We have also conducted some experiments using domain adaptation (Ganin &. Lempitsky, Unsupervised Domain Adaptation by Backpropagation, 2015) with synthetic data as source domain and security camera shots as target domain. This approach gave us results similar to those from a simple model, with the only significant increase being that in training time.

Production/Deployment/Platform

Our solution is hosted on the Neu.ro platform. This is an MLOps tool that allows for convenient and scalable model development and deployment in all conventional cloud services, e.g., AWS, GCP, Azure.

The platform consists of two parts:

  • Neu.ro Core is a resource orchestrator. It can be installed in a cloud or on-premise and combines computation capabilities, storage, and environments (Docker images) in one system with single sign-on authentication (SSO) and advanced permission management system.
  • Neu.ro Toolbox is a toolset integrator. It contains integrations with various open-source and commercial tools required for modern ML/AI development.

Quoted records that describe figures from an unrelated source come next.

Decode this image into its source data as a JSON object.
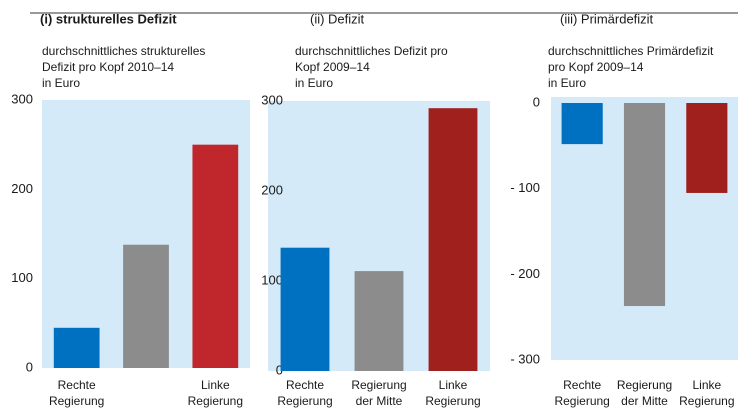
{
  "chart_data": [
    {
      "type": "bar",
      "title": "(i) strukturelles Defizit",
      "subtitle": [
        "durchschnittliches strukturelles",
        "Defizit  pro Kopf 2010–14",
        "in Euro"
      ],
      "categories": [
        "Rechte\nRegierung",
        null,
        "Linke\nRegierung"
      ],
      "values": [
        45,
        138,
        250
      ],
      "colors": [
        "#0070c0",
        "#8c8c8c",
        "#c0272d"
      ],
      "ylim": [
        0,
        300
      ],
      "yticks": [
        0,
        100,
        200,
        300
      ],
      "grid": false
    },
    {
      "type": "bar",
      "title": "(ii) Defizit",
      "subtitle": [
        "durchschnittliches Defizit pro",
        "Kopf 2009–14",
        "in Euro"
      ],
      "categories": [
        "Rechte\nRegierung",
        "Regierung\nder Mitte",
        "Linke\nRegierung"
      ],
      "values": [
        137,
        111,
        292
      ],
      "colors": [
        "#0070c0",
        "#8c8c8c",
        "#a0201e"
      ],
      "ylim": [
        0,
        300
      ],
      "yticks": [
        0,
        100,
        200,
        300
      ],
      "grid": false
    },
    {
      "type": "bar",
      "title": "(iii) Primärdefizit",
      "subtitle": [
        "durchschnittliches Primärdefizit",
        "pro Kopf 2009–14",
        "in Euro"
      ],
      "categories": [
        "Rechte\nRegierung",
        "Regierung\nder Mitte",
        "Linke\nRegierung"
      ],
      "values": [
        -48,
        -237,
        -105
      ],
      "colors": [
        "#0070c0",
        "#8c8c8c",
        "#a0201e"
      ],
      "ylim": [
        -300,
        0
      ],
      "yticks": [
        {
          "value": -300,
          "label": "- 300"
        },
        {
          "value": -200,
          "label": "- 200"
        },
        {
          "value": -100,
          "label": "- 100"
        },
        0
      ],
      "grid": false
    }
  ]
}
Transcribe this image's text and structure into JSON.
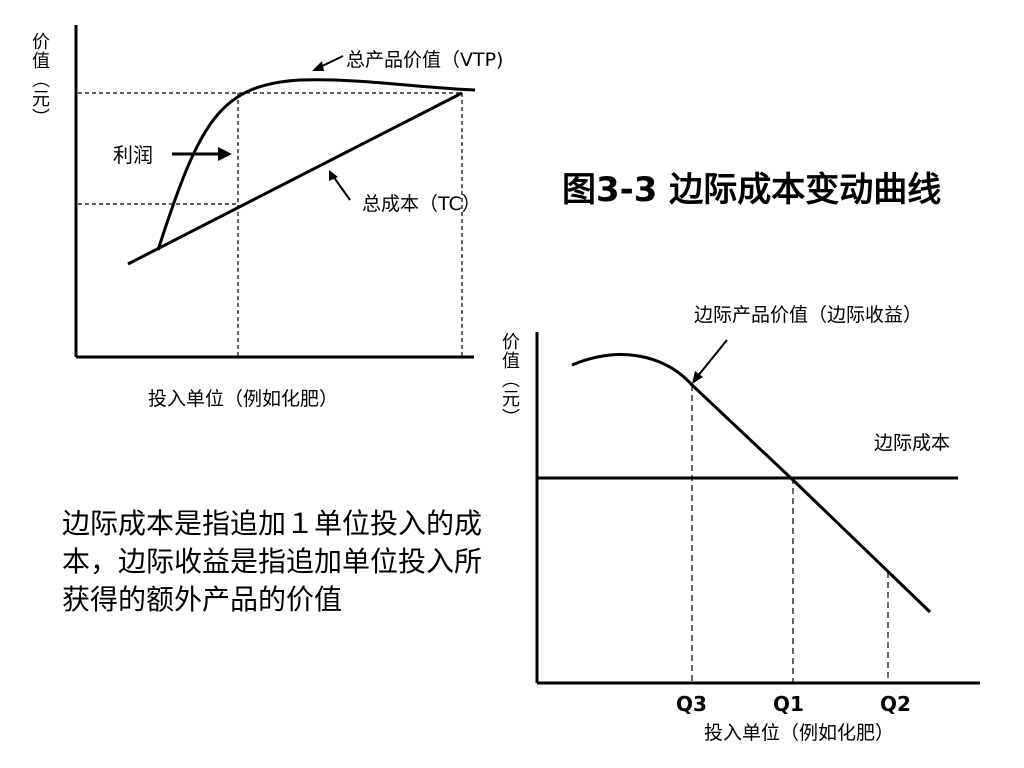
{
  "title": "图3-3 边际成本变动曲线",
  "chart_top": {
    "y_axis_label": "价值（元）",
    "x_axis_label": "投入单位（例如化肥）",
    "vtp_label": "总产品价值（VTP)",
    "tc_label": "总成本（TC）",
    "profit_label": "利润"
  },
  "chart_bottom": {
    "y_axis_label": "价值（元）",
    "x_axis_label": "投入单位（例如化肥）",
    "mvp_label": "边际产品价值（边际收益）",
    "mc_label": "边际成本",
    "ticks": [
      "Q3",
      "Q1",
      "Q2"
    ]
  },
  "description": "边际成本是指追加１单位投入的成本，边际收益是指追加单位投入所获得的额外产品的价值"
}
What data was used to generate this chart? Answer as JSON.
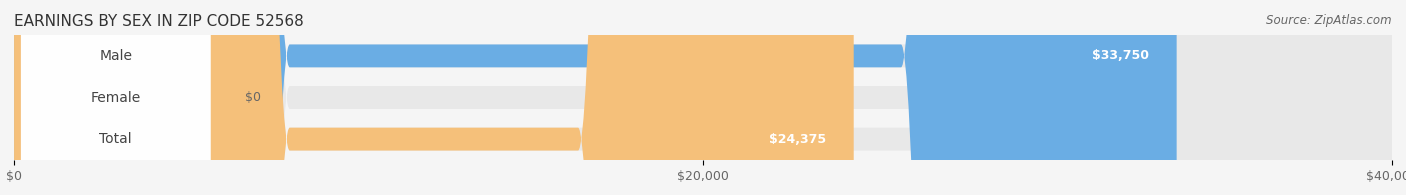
{
  "title": "EARNINGS BY SEX IN ZIP CODE 52568",
  "source": "Source: ZipAtlas.com",
  "categories": [
    "Male",
    "Female",
    "Total"
  ],
  "values": [
    33750,
    0,
    24375
  ],
  "bar_colors": [
    "#6aade4",
    "#f4a0b5",
    "#f5c07a"
  ],
  "label_colors": [
    "#6aade4",
    "#f4a0b5",
    "#f5c07a"
  ],
  "value_labels": [
    "$33,750",
    "$0",
    "$24,375"
  ],
  "xlim": [
    0,
    40000
  ],
  "xticks": [
    0,
    20000,
    40000
  ],
  "xticklabels": [
    "$0",
    "$20,000",
    "$40,000"
  ],
  "background_color": "#f5f5f5",
  "bar_background_color": "#e8e8e8",
  "title_fontsize": 11,
  "bar_height": 0.55,
  "label_fontsize": 10
}
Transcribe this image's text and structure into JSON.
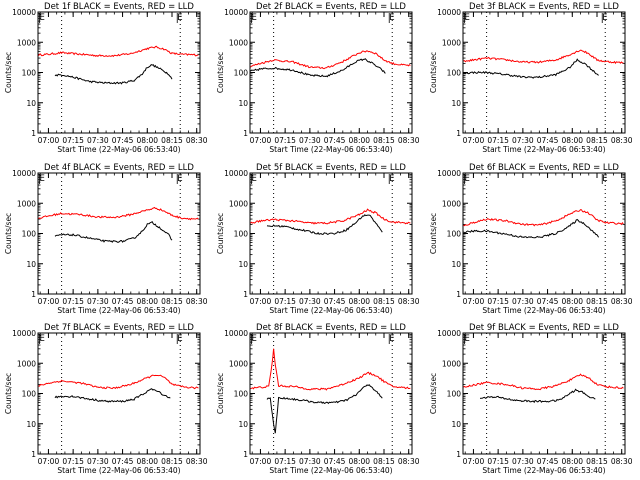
{
  "figure": {
    "ylabel": "Counts/sec",
    "xlabel": "Start Time (22-May-06 06:53:40)",
    "x_tick_labels": [
      "07:00",
      "07:15",
      "07:30",
      "07:45",
      "08:00",
      "08:15",
      "08:30"
    ],
    "y_tick_labels": [
      "1",
      "10",
      "100",
      "1000",
      "10000"
    ],
    "marker_E": "E",
    "colors": {
      "events": "#000000",
      "lld": "#ff0000"
    }
  },
  "chart_data": [
    {
      "type": "line",
      "title": "Det 1f BLACK = Events, RED = LLD",
      "xlabel": "Start Time (22-May-06 06:53:40)",
      "ylabel": "Counts/sec",
      "xlim": [
        "06:53:40",
        "08:32"
      ],
      "ylim": [
        1,
        10000
      ],
      "yscale": "log",
      "vlines": [
        "07:08",
        "08:20"
      ],
      "series": [
        {
          "name": "LLD",
          "color": "#ff0000",
          "x": [
            "06:54",
            "07:00",
            "07:08",
            "07:20",
            "07:30",
            "07:40",
            "07:50",
            "08:00",
            "08:05",
            "08:10",
            "08:15",
            "08:20",
            "08:25",
            "08:31"
          ],
          "y": [
            380,
            400,
            450,
            400,
            360,
            360,
            420,
            620,
            700,
            600,
            430,
            400,
            390,
            380
          ]
        },
        {
          "name": "Events",
          "color": "#000000",
          "x": [
            "07:04",
            "07:08",
            "07:15",
            "07:25",
            "07:35",
            "07:45",
            "07:52",
            "07:57",
            "08:00",
            "08:03",
            "08:08",
            "08:13",
            "08:15"
          ],
          "y": [
            80,
            85,
            70,
            50,
            45,
            45,
            55,
            90,
            150,
            180,
            130,
            90,
            60
          ]
        }
      ]
    },
    {
      "type": "line",
      "title": "Det 2f BLACK = Events, RED = LLD",
      "xlabel": "Start Time (22-May-06 06:53:40)",
      "ylabel": "Counts/sec",
      "xlim": [
        "06:53:40",
        "08:32"
      ],
      "ylim": [
        1,
        10000
      ],
      "yscale": "log",
      "vlines": [
        "07:08",
        "08:20"
      ],
      "series": [
        {
          "name": "LLD",
          "color": "#ff0000",
          "x": [
            "06:54",
            "07:00",
            "07:08",
            "07:20",
            "07:30",
            "07:40",
            "07:50",
            "08:00",
            "08:05",
            "08:10",
            "08:15",
            "08:20",
            "08:25",
            "08:31"
          ],
          "y": [
            160,
            200,
            260,
            220,
            150,
            140,
            230,
            450,
            520,
            430,
            260,
            200,
            180,
            170
          ]
        },
        {
          "name": "Events",
          "color": "#000000",
          "x": [
            "06:54",
            "07:00",
            "07:08",
            "07:20",
            "07:30",
            "07:40",
            "07:50",
            "07:58",
            "08:03",
            "08:08",
            "08:13",
            "08:16"
          ],
          "y": [
            110,
            130,
            140,
            120,
            80,
            75,
            120,
            230,
            280,
            200,
            130,
            95
          ]
        }
      ]
    },
    {
      "type": "line",
      "title": "Det 3f BLACK = Events, RED = LLD",
      "xlabel": "Start Time (22-May-06 06:53:40)",
      "ylabel": "Counts/sec",
      "xlim": [
        "06:53:40",
        "08:32"
      ],
      "ylim": [
        1,
        10000
      ],
      "yscale": "log",
      "vlines": [
        "07:08",
        "08:20"
      ],
      "series": [
        {
          "name": "LLD",
          "color": "#ff0000",
          "x": [
            "06:54",
            "07:00",
            "07:08",
            "07:20",
            "07:30",
            "07:40",
            "07:50",
            "08:00",
            "08:05",
            "08:10",
            "08:15",
            "08:20",
            "08:25",
            "08:31"
          ],
          "y": [
            230,
            260,
            300,
            260,
            220,
            220,
            260,
            420,
            560,
            420,
            260,
            230,
            220,
            210
          ]
        },
        {
          "name": "Events",
          "color": "#000000",
          "x": [
            "06:54",
            "07:00",
            "07:08",
            "07:20",
            "07:30",
            "07:40",
            "07:50",
            "07:58",
            "08:03",
            "08:08",
            "08:13",
            "08:16"
          ],
          "y": [
            95,
            100,
            100,
            85,
            70,
            70,
            85,
            140,
            260,
            190,
            110,
            80
          ]
        }
      ]
    },
    {
      "type": "line",
      "title": "Det 4f BLACK = Events, RED = LLD",
      "xlabel": "Start Time (22-May-06 06:53:40)",
      "ylabel": "Counts/sec",
      "xlim": [
        "06:53:40",
        "08:32"
      ],
      "ylim": [
        1,
        10000
      ],
      "yscale": "log",
      "vlines": [
        "07:08",
        "08:20"
      ],
      "series": [
        {
          "name": "LLD",
          "color": "#ff0000",
          "x": [
            "06:54",
            "07:00",
            "07:08",
            "07:20",
            "07:30",
            "07:40",
            "07:50",
            "08:00",
            "08:05",
            "08:10",
            "08:15",
            "08:20",
            "08:25",
            "08:31"
          ],
          "y": [
            320,
            380,
            460,
            420,
            350,
            340,
            420,
            600,
            700,
            560,
            400,
            330,
            310,
            300
          ]
        },
        {
          "name": "Events",
          "color": "#000000",
          "x": [
            "07:04",
            "07:08",
            "07:15",
            "07:25",
            "07:35",
            "07:45",
            "07:52",
            "07:57",
            "08:00",
            "08:03",
            "08:08",
            "08:13",
            "08:15"
          ],
          "y": [
            80,
            90,
            90,
            70,
            55,
            55,
            70,
            120,
            200,
            230,
            150,
            90,
            60
          ]
        }
      ]
    },
    {
      "type": "line",
      "title": "Det 5f BLACK = Events, RED = LLD",
      "xlabel": "Start Time (22-May-06 06:53:40)",
      "ylabel": "Counts/sec",
      "xlim": [
        "06:53:40",
        "08:32"
      ],
      "ylim": [
        1,
        10000
      ],
      "yscale": "log",
      "vlines": [
        "07:08",
        "08:20"
      ],
      "series": [
        {
          "name": "LLD",
          "color": "#ff0000",
          "x": [
            "06:54",
            "07:00",
            "07:08",
            "07:20",
            "07:30",
            "07:40",
            "07:50",
            "08:00",
            "08:05",
            "08:10",
            "08:15",
            "08:20",
            "08:25",
            "08:31"
          ],
          "y": [
            220,
            260,
            290,
            260,
            220,
            220,
            260,
            420,
            600,
            480,
            300,
            240,
            230,
            220
          ]
        },
        {
          "name": "Events",
          "color": "#000000",
          "x": [
            "07:04",
            "07:08",
            "07:15",
            "07:25",
            "07:35",
            "07:45",
            "07:52",
            "07:58",
            "08:02",
            "08:06",
            "08:10",
            "08:14"
          ],
          "y": [
            170,
            180,
            170,
            130,
            100,
            100,
            130,
            230,
            380,
            420,
            220,
            110
          ]
        }
      ]
    },
    {
      "type": "line",
      "title": "Det 6f BLACK = Events, RED = LLD",
      "xlabel": "Start Time (22-May-06 06:53:40)",
      "ylabel": "Counts/sec",
      "xlim": [
        "06:53:40",
        "08:32"
      ],
      "ylim": [
        1,
        10000
      ],
      "yscale": "log",
      "vlines": [
        "07:08",
        "08:20"
      ],
      "series": [
        {
          "name": "LLD",
          "color": "#ff0000",
          "x": [
            "06:54",
            "07:00",
            "07:08",
            "07:20",
            "07:30",
            "07:40",
            "07:50",
            "08:00",
            "08:05",
            "08:10",
            "08:15",
            "08:20",
            "08:25",
            "08:31"
          ],
          "y": [
            180,
            230,
            300,
            260,
            200,
            190,
            260,
            480,
            600,
            470,
            280,
            230,
            220,
            210
          ]
        },
        {
          "name": "Events",
          "color": "#000000",
          "x": [
            "06:54",
            "07:00",
            "07:08",
            "07:20",
            "07:30",
            "07:40",
            "07:50",
            "07:58",
            "08:03",
            "08:08",
            "08:13",
            "08:16"
          ],
          "y": [
            110,
            120,
            120,
            95,
            75,
            75,
            100,
            170,
            280,
            200,
            110,
            75
          ]
        }
      ]
    },
    {
      "type": "line",
      "title": "Det 7f BLACK = Events, RED = LLD",
      "xlabel": "Start Time (22-May-06 06:53:40)",
      "ylabel": "Counts/sec",
      "xlim": [
        "06:53:40",
        "08:32"
      ],
      "ylim": [
        1,
        10000
      ],
      "yscale": "log",
      "vlines": [
        "07:08",
        "08:20"
      ],
      "series": [
        {
          "name": "LLD",
          "color": "#ff0000",
          "x": [
            "06:54",
            "07:00",
            "07:08",
            "07:20",
            "07:30",
            "07:40",
            "07:50",
            "08:00",
            "08:05",
            "08:10",
            "08:15",
            "08:20",
            "08:25",
            "08:31"
          ],
          "y": [
            180,
            220,
            260,
            220,
            160,
            150,
            200,
            330,
            420,
            350,
            200,
            170,
            160,
            150
          ]
        },
        {
          "name": "Events",
          "color": "#000000",
          "x": [
            "07:04",
            "07:08",
            "07:15",
            "07:25",
            "07:35",
            "07:45",
            "07:52",
            "07:58",
            "08:02",
            "08:06",
            "08:10",
            "08:14"
          ],
          "y": [
            75,
            80,
            80,
            65,
            55,
            55,
            65,
            100,
            140,
            120,
            90,
            70
          ]
        }
      ]
    },
    {
      "type": "line",
      "title": "Det 8f BLACK = Events, RED = LLD",
      "xlabel": "Start Time (22-May-06 06:53:40)",
      "ylabel": "Counts/sec",
      "xlim": [
        "06:53:40",
        "08:32"
      ],
      "ylim": [
        1,
        10000
      ],
      "yscale": "log",
      "vlines": [
        "07:08",
        "08:20"
      ],
      "series": [
        {
          "name": "LLD",
          "color": "#ff0000",
          "x": [
            "06:54",
            "07:00",
            "07:05",
            "07:07",
            "07:08",
            "07:09",
            "07:11",
            "07:20",
            "07:30",
            "07:40",
            "07:50",
            "08:00",
            "08:05",
            "08:10",
            "08:15",
            "08:20",
            "08:25",
            "08:31"
          ],
          "y": [
            150,
            160,
            170,
            900,
            3000,
            900,
            180,
            170,
            140,
            140,
            200,
            330,
            480,
            400,
            250,
            170,
            160,
            150
          ]
        },
        {
          "name": "Events",
          "color": "#000000",
          "x": [
            "07:04",
            "07:06",
            "07:08",
            "07:09",
            "07:11",
            "07:15",
            "07:25",
            "07:35",
            "07:45",
            "07:52",
            "07:58",
            "08:02",
            "08:06",
            "08:10",
            "08:14"
          ],
          "y": [
            65,
            70,
            10,
            5,
            70,
            70,
            60,
            50,
            50,
            60,
            90,
            150,
            200,
            120,
            70
          ]
        }
      ]
    },
    {
      "type": "line",
      "title": "Det 9f BLACK = Events, RED = LLD",
      "xlabel": "Start Time (22-May-06 06:53:40)",
      "ylabel": "Counts/sec",
      "xlim": [
        "06:53:40",
        "08:32"
      ],
      "ylim": [
        1,
        10000
      ],
      "yscale": "log",
      "vlines": [
        "07:08",
        "08:20"
      ],
      "series": [
        {
          "name": "LLD",
          "color": "#ff0000",
          "x": [
            "06:54",
            "07:00",
            "07:08",
            "07:20",
            "07:30",
            "07:40",
            "07:50",
            "08:00",
            "08:05",
            "08:10",
            "08:15",
            "08:20",
            "08:25",
            "08:31"
          ],
          "y": [
            160,
            190,
            230,
            200,
            150,
            140,
            180,
            300,
            420,
            330,
            200,
            170,
            160,
            150
          ]
        },
        {
          "name": "Events",
          "color": "#000000",
          "x": [
            "07:04",
            "07:08",
            "07:15",
            "07:25",
            "07:35",
            "07:45",
            "07:52",
            "07:58",
            "08:02",
            "08:06",
            "08:10",
            "08:14"
          ],
          "y": [
            70,
            75,
            75,
            60,
            55,
            55,
            60,
            95,
            130,
            110,
            80,
            65
          ]
        }
      ]
    }
  ]
}
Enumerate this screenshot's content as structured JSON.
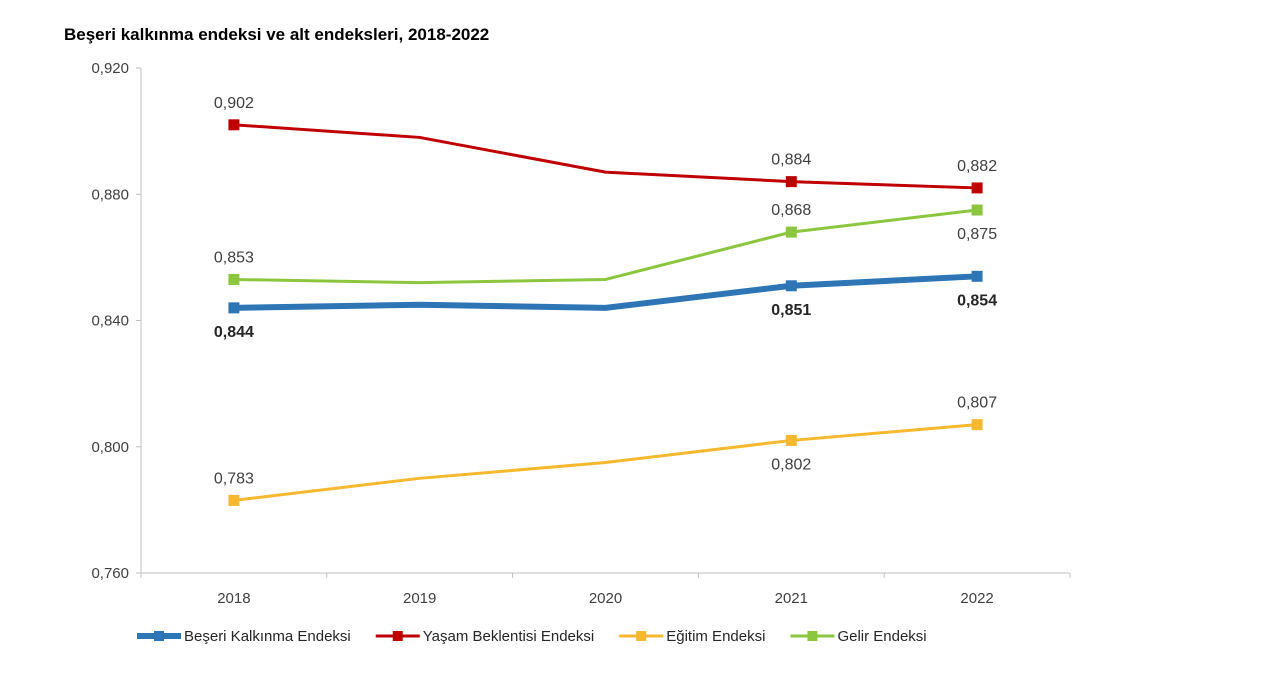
{
  "chart_data": {
    "type": "line",
    "title": "Beşeri kalkınma endeksi ve alt endeksleri, 2018-2022",
    "xlabel": "",
    "ylabel": "",
    "categories": [
      "2018",
      "2019",
      "2020",
      "2021",
      "2022"
    ],
    "ylim": [
      0.76,
      0.92
    ],
    "yticks": [
      "0,760",
      "0,800",
      "0,840",
      "0,880",
      "0,920"
    ],
    "grid": false,
    "legend_position": "bottom",
    "series": [
      {
        "name": "Beşeri Kalkınma Endeksi",
        "color": "#2E75B6",
        "values": [
          0.844,
          0.845,
          0.844,
          0.851,
          0.854
        ],
        "labels": [
          "0,844",
          "",
          "",
          "0,851",
          "0,854"
        ]
      },
      {
        "name": "Yaşam Beklentisi Endeksi",
        "color": "#C00000",
        "values": [
          0.902,
          0.898,
          0.887,
          0.884,
          0.882
        ],
        "labels": [
          "0,902",
          "",
          "",
          "0,884",
          "0,882"
        ]
      },
      {
        "name": "Eğitim Endeksi",
        "color": "#F5B82E",
        "values": [
          0.783,
          0.79,
          0.795,
          0.802,
          0.807
        ],
        "labels": [
          "0,783",
          "",
          "",
          "0,802",
          "0,807"
        ]
      },
      {
        "name": "Gelir Endeksi",
        "color": "#8CC63F",
        "values": [
          0.853,
          0.852,
          0.853,
          0.868,
          0.875
        ],
        "labels": [
          "0,853",
          "",
          "",
          "0,868",
          "0,875"
        ]
      }
    ]
  }
}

This is how we’ve set up the whole process:

  1. UI registers the RTSP camera streams.
  2. Grabber workers take snapshots from these streams and collect them to a cloud storage.
  3. Processor workers facilitate interaction between the storage, the model’s API, and the analyzer. They basically get predictions for all grabbed photos and send them further to the analyzer.
  4. The rest of the system triggers required events based on the model’s predictions (for example, notifies if there is a certain number of people without masks) and collects the corresponding statistics.

We use RabbitMQ for load balancing. Here’s a diagram that explains this in more detail:



Neu.ro provides highly tweakable presets that allow you to run jobs on even a fractional amount of cloud CPU. In our case, this functionality dramatically reduces the overall cost of uptime for the services. Particularly, we run all Grabber and Processor workers responsible for collecting and delivering the data to the detection API, on granular presets that use 20% of a single CPU unit.

Each worker is up with a single command, and the required amount of them can be replicated with a simple script of such kind:

for i in $(seq 1 $NUM_WORKERS); do
neuro run \\
–preset cpu-nano # Desired preset, e.g., with 0.2 CPU
–name worker-$i # Unique worker name
image:mask-detector-worker-image # Docker image of the worker
./app/run.py # Worker’s entrypoint
done

Results/Comparison

This article won’t be complete without the comparison of different approaches. 

Classification model

ROC AUCACCURACYPRECISIONRECALL
0.93780.95080.98630.9571

Detection model

mAPPRECISIONRECALL
0.9004030.910.85

We have achieved 93% classification accuracy on data from security street cameras. Our face detection model achieves 88% AP (while the original SotA RetinaFace has only 65% on the same data). In total, our pipeline has 73% mAP.

Here’s a good example of what our solution is capable of:

Conclusion

Getting into the issue of mask detection was quite a sobering and valuable experience. 

We were convinced that face detection in general is an extensively explored field, so finding a solution for a seemingly simple subset of face detection tasks would not require too deep of a delve. However, not finding a satisfactory solution even on the level of reliable face detection solutions, we realized that more work must be done on our side than initially expected. 

Exploring the field deeper, we were able to build a strong pipeline of face detection and classification to achieve some very decent results and compete with SotA performance. Having the Neu.ro platform at our disposal also helped at making the development and deployment processes as quick and convenient as possible.